Learning by Passing Tests, with Application to Neural Architecture Search
This work offers a new paradigm for machine learning, potentially improving model generalization and efficiency for researchers and practitioners in AI, by applying a human-inspired learning strategy.
This paper introduces Learning by Passing Tests (LPT), a novel learning approach where a 'tester' model generates increasingly difficult tests for a 'learner' model. The learner continuously improves to pass these tests, and when applied to neural architecture search, LPT significantly outperforms state-of-the-art baselines on CIFAR-10, CIFAR-100, and ImageNet.

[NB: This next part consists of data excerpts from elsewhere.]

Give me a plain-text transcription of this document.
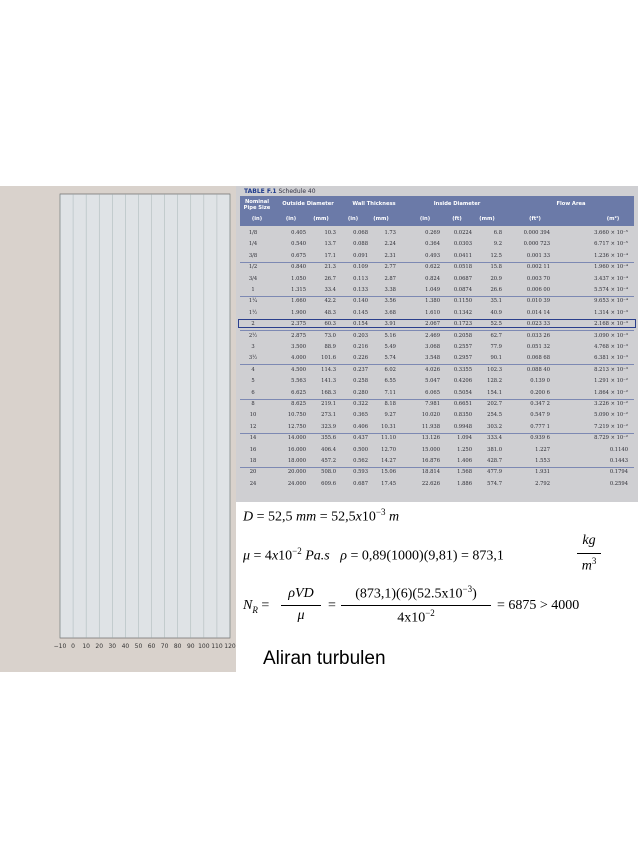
−10 0 10 20 30 40 50 60 70 80 90 100 110 120
TABLE F.1 Schedule 40
Nominal Pipe Size
Outside Diameter	Wall Thickness	Inside Diameter	Flow Area
(in)	(in)	(mm)	(in)	(mm)	(in)	(ft)	(mm)	(ft²)	(m²)
1/8	0.405	10.3	0.068	1.73	0.269	0.0224	6.8	0.000 394	3.660 × 10⁻⁵
1/4	0.540	13.7	0.088	2.24	0.364	0.0303	9.2	0.000 723	6.717 × 10⁻⁵
3/8	0.675	17.1	0.091	2.31	0.493	0.0411	12.5	0.001 33	1.236 × 10⁻⁴
1/2	0.840	21.3	0.109	2.77	0.622	0.0518	15.8	0.002 11	1.960 × 10⁻⁴
3/4	1.050	26.7	0.113	2.87	0.824	0.0687	20.9	0.003 70	3.437 × 10⁻⁴
1	1.315	33.4	0.133	3.38	1.049	0.0874	26.6	0.006 00	5.574 × 10⁻⁴
1¼	1.660	42.2	0.140	3.56	1.380	0.1150	35.1	0.010 39	9.653 × 10⁻⁴
1½	1.900	48.3	0.145	3.68	1.610	0.1342	40.9	0.014 14	1.314 × 10⁻³
2	2.375	60.3	0.154	3.91	2.067	0.1723	52.5	0.023 33	2.168 × 10⁻³
2½	2.875	73.0	0.203	5.16	2.469	0.2058	62.7	0.033 26	3.090 × 10⁻³
3	3.500	88.9	0.216	5.49	3.068	0.2557	77.9	0.051 32	4.768 × 10⁻³
3½	4.000	101.6	0.226	5.74	3.548	0.2957	90.1	0.068 68	6.381 × 10⁻³
4	4.500	114.3	0.237	6.02	4.026	0.3355	102.3	0.088 40	8.213 × 10⁻³
5	5.563	141.3	0.258	6.55	5.047	0.4206	128.2	0.139 0	1.291 × 10⁻²
6	6.625	168.3	0.280	7.11	6.065	0.5054	154.1	0.200 6	1.864 × 10⁻²
8	8.625	219.1	0.322	8.18	7.981	0.6651	202.7	0.347 2	3.226 × 10⁻²
10	10.750	273.1	0.365	9.27	10.020	0.8350	254.5	0.547 9	5.090 × 10⁻²
12	12.750	323.9	0.406	10.31	11.938	0.9948	303.2	0.777 1	7.219 × 10⁻²
14	14.000	355.6	0.437	11.10	13.126	1.094	333.4	0.939 6	8.729 × 10⁻²
16	16.000	406.4	0.500	12.70	15.000	1.250	381.0	1.227	0.1140
18	18.000	457.2	0.562	14.27	16.876	1.406	428.7	1.553	0.1443
20	20.000	508.0	0.593	15.06	18.814	1.568	477.9	1.931	0.1794
24	24.000	609.6	0.687	17.45	22.626	1.886	574.7	2.792	0.2594
D = 52,5 mm = $52,5x10^{-3}$ m
$\mu = 4x10^{-2}$ Pa.s ρ = 0,89(1000)(9,81) = 873,1
kg
$m^3$
$N_R$ =
ρVD
μ
=
$(873,1)(6)(52.5x10^{-3})$
$4x10^{-2}$	= 6875 > 4000
Aliran turbulen
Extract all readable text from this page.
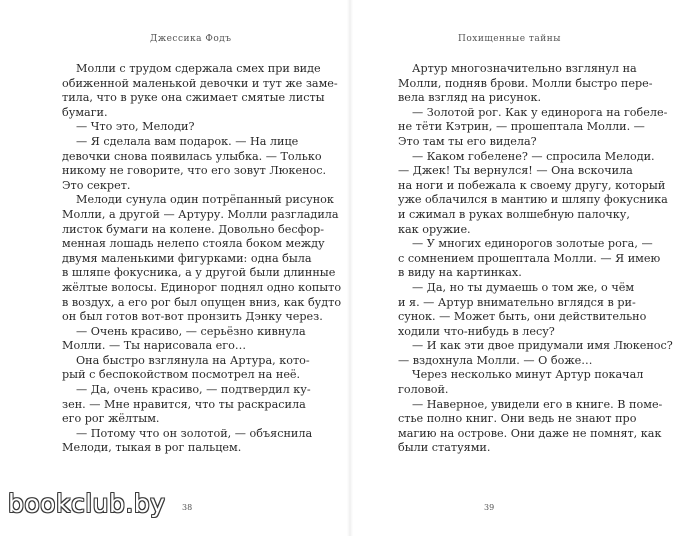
Джессика Фодъ
Молли с трудом сдержала смех при виде
обиженной маленькой девочки и тут же заме-
тила, что в руке она сжимает смятые листы
бумаги.
— Что это, Мелоди?
— Я сделала вам подарок. — На лице
девочки снова появилась улыбка. — Только
никому не говорите, что его зовут Люкенос.
Это секрет.
Мелоди сунула один потрёпанный рисунок
Молли, а другой — Артуру. Молли разгладила
листок бумаги на колене. Довольно бесфор-
менная лошадь нелепо стояла боком между
двумя маленькими фигурками: одна была
в шляпе фокусника, а у другой были длинные
жёлтые волосы. Единорог поднял одно копыто
в воздух, а его рог был опущен вниз, как будто
он был готов вот-вот пронзить Дэнку через.
— Очень красиво, — серьёзно кивнула
Молли. — Ты нарисовала его…
Она быстро взглянула на Артура, кото-
рый с беспокойством посмотрел на неё.
— Да, очень красиво, — подтвердил ку-
зен. — Мне нравится, что ты раскрасила
его рог жёлтым.
— Потому что он золотой, — объяснила
Мелоди, тыкая в рог пальцем.
38
Похищенные тайны
Артур многозначительно взглянул на
Молли, подняв брови. Молли быстро пере-
вела взгляд на рисунок.
— Золотой рог. Как у единорога на гобеле-
не тёти Кэтрин, — прошептала Молли. —
Это там ты его видела?
— Каком гобелене? — спросила Мелоди.
— Джек! Ты вернулся! — Она вскочила
на ноги и побежала к своему другу, который
уже облачился в мантию и шляпу фокусника
и сжимал в руках волшебную палочку,
как оружие.
— У многих единорогов золотые рога, —
с сомнением прошептала Молли. — Я имею
в виду на картинках.
— Да, но ты думаешь о том же, о чём
и я. — Артур внимательно вглядся в ри-
сунок. — Может быть, они действительно
ходили что-нибудь в лесу?
— И как эти двое придумали имя Люкенос?
— вздохнула Молли. — О боже…
Через несколько минут Артур покачал
головой.
— Наверное, увидели его в книге. В поме-
стье полно книг. Они ведь не знают про
магию на острове. Они даже не помнят, как
были статуями.
39
bookclub.by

Learning through tests is a broadly used methodology in human learning and shows great effectiveness in improving learning outcome: a sequence of tests are made with increasing levels of difficulty; the learner takes these tests to identify his/her weak points in learning and continuously addresses these weak points to successfully pass these tests. We are interested in investigating whether this powerful learning technique can be borrowed from humans to improve the learning abilities of machines. We propose a novel learning approach called learning by passing tests (LPT). In our approach, a tester model creates increasingly more-difficult tests to evaluate a learner model. The learner tries to continuously improve its learning ability so that it can successfully pass however difficult tests created by the tester. We propose a multi-level optimization framework to formulate LPT, where the tester learns to create difficult and meaningful tests and the learner learns to pass these tests. We develop an efficient algorithm to solve the LPT problem. Our method is applied for neural architecture search and achieves significant improvement over state-of-the-art baselines on CIFAR-100, CIFAR-10, and ImageNet.